Note: We should be familiar with the concept of esterification. So here is the definition. Esterification is a general name for a chemical reaction in which two reactants, which are typically alcohols and an acid, form an ester as a reaction product.

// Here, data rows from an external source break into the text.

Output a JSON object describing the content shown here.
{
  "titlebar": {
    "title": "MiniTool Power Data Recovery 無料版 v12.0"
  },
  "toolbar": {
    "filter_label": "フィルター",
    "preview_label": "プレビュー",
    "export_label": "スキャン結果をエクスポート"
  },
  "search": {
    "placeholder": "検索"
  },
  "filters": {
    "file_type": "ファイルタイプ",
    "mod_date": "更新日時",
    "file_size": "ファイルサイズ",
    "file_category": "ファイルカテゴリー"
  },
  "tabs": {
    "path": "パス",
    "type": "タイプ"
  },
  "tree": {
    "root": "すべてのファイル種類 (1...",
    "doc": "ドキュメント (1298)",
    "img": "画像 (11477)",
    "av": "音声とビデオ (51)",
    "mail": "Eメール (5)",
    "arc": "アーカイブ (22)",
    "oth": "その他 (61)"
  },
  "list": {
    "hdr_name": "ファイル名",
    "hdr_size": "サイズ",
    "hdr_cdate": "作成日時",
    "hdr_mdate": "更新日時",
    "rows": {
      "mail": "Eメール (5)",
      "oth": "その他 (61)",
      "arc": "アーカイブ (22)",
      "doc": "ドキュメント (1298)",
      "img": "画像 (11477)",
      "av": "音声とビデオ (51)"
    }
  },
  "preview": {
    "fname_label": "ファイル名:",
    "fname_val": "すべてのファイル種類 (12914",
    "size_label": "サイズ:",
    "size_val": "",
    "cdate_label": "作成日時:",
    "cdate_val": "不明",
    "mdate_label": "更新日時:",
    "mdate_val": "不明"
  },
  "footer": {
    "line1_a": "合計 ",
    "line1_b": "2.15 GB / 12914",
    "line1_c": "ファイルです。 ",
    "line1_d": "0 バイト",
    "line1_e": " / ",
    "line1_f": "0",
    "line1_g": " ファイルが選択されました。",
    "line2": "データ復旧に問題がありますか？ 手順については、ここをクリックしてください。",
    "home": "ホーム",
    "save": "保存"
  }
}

Esters are common in organic chemistry and biological materials and often have a pleasant characteristic fruity odor.
Let us now know the definition of Baeyer - Villiger oxidation. Baeyer - Villiger oxidation is an organic reaction that forms an ester from a ketone or a lactone from acyclic ketones using peroxyacids or peroxides as the oxidant.